Intriguing at first, this take soon seems convenient, in that Van Hees avoids presenting a character who would experience the sizable dread. Yet, just as we lament, we meet Marie (Eline Kuppens), a driven runner who struggles to satisfy her ambitions. While training for a top competition, Marie rarely menstruates – not uncommon for such athletes – before her body starts failing from right under her. One period seems like a lifetime’s worst before she starts expelling illogical matter, like black soot, as she grows ill. Pregnancy, she wonders? Likely not, a doctor says, and if she were, we’d be heading to “Rosmary’s Baby”-land, Dali-style. Although this body-rotting sounds hollow, like a ploy to shock, Van Hees takes note from early Cronenberg. Marie’s plight is more about the anxiety of our bodies failing us than just the gruesome results (though we have plenty).

No doubt about it – Marie is a vehicle to fuse Van Hees’s surreal inspirations to the everyday. His goal is in sight once we learn of a porthole in nearby soil that locals describe with vaginal associations. Some dialog exposition informs that it was once used by druid worship. Too often women are pawns in a horror director’s devious games. Yet Van Hees seems fascinated by his character in spite of his genre’s tradition, and fashions her into a full-blooded free-spiriter now coming of age. The kind of girl that frat boys would say is too jocky to be hot, she is quite passionate, we learn, when she hooks up with Bobby (Matthias Schoenaerts). (They first meet in the girls locker room when Bobby, in the buff, claims his buddy stole his clothes.) He seems the perfect means for her to release tension, which we see in some graphic sex scenes that are more passionate than horned-up. Her sharp breaths in coitus sure grab attention, though they prove that Van Hees’s character is real and that Kuppens has found her.
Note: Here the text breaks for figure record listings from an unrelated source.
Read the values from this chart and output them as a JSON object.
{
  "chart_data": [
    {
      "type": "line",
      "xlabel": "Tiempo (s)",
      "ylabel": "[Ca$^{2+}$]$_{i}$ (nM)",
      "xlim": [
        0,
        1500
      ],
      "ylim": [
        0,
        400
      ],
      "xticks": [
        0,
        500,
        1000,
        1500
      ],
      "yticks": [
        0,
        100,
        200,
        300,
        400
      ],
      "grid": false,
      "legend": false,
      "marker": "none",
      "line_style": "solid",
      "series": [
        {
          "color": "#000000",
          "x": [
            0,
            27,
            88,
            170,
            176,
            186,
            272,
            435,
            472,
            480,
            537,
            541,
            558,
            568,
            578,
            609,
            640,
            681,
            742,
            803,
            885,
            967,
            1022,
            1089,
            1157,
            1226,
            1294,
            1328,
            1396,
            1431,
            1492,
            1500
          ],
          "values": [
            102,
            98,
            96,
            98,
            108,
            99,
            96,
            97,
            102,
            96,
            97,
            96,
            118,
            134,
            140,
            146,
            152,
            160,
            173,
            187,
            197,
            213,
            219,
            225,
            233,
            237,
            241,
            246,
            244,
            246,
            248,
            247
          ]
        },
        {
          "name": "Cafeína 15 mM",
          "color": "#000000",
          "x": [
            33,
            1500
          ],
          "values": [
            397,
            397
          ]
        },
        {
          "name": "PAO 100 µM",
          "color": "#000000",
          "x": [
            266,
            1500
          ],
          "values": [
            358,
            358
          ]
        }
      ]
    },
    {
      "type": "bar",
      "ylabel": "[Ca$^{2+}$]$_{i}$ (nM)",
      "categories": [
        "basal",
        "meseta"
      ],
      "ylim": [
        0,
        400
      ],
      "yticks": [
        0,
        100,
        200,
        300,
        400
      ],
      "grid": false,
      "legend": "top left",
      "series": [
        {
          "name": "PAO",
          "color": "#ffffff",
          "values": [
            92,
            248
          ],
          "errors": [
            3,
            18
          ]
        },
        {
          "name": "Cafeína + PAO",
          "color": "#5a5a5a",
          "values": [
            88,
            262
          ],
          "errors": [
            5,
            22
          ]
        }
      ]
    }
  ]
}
But there’s business to be had in this romantic drama-cum-surreal horror piece. Before long we see that Bobby is sort of shady. His archery acumen may just point to the mysterious history of the Left Bank area. Kudos go to Van Hees for finding the drama in his blended bag of passion, creeps, and head-scratches. We care so much about the charming cutie Marie that we’re tied in knots once she at death’s door.

Paranoia has already risen as darkness descends upon the climax. Any illogic that could annoy us drowns in the audience’s pure dread.